All about Thaine were men with faces grimy as his own; their lips, like his, split and purple from the alkali dust. They had had no water to drink in all that long day’s twelve miles of marching and six hours of fighting. Fearful is the price paid out when the wilderness goes forth to war! And heroic, sublimely heroic, may be the Christianity of the battlefield.

“We must help these fellows,” Thaine said to his comrades as the wail for water went up from wounded men.

“The river is this way,” McLearn declared. “Hurry! the boys are dying.”

So over countless forms they hurried to the river’s brink for water.
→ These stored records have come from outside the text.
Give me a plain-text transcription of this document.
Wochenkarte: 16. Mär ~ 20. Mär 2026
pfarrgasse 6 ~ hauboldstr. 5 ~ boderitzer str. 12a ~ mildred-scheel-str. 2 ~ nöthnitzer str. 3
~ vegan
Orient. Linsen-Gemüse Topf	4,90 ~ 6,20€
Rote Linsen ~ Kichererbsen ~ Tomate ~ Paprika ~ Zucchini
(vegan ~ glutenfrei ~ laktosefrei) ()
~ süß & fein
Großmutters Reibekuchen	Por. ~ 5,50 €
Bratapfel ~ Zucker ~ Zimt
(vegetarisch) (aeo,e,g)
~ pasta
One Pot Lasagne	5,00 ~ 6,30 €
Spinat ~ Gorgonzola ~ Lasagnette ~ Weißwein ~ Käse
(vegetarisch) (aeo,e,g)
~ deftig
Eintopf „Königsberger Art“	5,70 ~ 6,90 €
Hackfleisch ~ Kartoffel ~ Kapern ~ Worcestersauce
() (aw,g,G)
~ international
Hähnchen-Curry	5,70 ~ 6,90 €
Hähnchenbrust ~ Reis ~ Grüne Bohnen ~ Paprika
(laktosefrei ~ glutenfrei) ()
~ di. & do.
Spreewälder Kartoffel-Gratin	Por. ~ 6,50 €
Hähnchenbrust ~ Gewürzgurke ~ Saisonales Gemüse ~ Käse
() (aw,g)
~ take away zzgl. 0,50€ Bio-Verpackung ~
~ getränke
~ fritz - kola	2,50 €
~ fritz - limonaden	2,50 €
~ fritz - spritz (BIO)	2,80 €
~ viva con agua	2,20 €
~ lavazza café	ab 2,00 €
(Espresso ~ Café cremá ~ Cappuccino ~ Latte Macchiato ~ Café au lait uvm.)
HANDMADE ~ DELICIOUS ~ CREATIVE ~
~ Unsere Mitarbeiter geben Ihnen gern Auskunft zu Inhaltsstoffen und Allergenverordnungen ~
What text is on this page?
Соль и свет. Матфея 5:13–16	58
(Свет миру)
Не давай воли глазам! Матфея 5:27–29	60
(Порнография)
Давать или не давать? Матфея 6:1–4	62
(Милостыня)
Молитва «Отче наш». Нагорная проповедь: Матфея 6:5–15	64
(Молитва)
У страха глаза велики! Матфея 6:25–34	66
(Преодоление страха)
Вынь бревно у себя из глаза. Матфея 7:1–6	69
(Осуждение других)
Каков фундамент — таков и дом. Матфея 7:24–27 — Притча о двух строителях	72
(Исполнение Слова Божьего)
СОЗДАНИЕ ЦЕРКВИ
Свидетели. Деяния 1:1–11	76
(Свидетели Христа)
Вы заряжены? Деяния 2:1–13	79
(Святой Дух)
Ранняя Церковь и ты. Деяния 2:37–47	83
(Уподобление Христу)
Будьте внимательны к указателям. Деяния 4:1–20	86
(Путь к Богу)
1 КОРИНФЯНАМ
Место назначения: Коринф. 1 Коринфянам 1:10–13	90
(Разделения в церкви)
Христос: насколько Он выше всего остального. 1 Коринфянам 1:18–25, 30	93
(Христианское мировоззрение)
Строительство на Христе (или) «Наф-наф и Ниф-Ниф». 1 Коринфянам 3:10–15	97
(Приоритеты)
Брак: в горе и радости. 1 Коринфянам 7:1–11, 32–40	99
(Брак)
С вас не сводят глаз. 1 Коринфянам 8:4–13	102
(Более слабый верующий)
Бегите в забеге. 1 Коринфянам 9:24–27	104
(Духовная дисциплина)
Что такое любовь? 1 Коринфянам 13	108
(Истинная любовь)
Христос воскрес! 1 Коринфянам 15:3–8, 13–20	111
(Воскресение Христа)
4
Thaine and Tasker and Boehringer were accustomed to muddy streams, for the prairie waters are never clear. But Goodrich from Boston had a memory of mountain brooks. The Pennsylvania man, McLearn, the cold springs of the Alleghanies, and for Binford there was old Broad Ripple out beyond Indianapolis. All these men came down with dry canteens to the Peiho by Yang-Tsun. The river was choked with dead Chinamen and dead dogs and horses. They must push aside the bodies to find room to dip in their canteens.


“You have one more lesson. You must learn to be a Christian.” 376

Somehow the words seemed to ring round and round just out of Thaine’s mental sight.

“Vasser! Vasser!” cried a big German soldier before him.

Thaine stooped to give him a drink, and as he lifted up the man’s head he saw the stained face of Hans Wyker.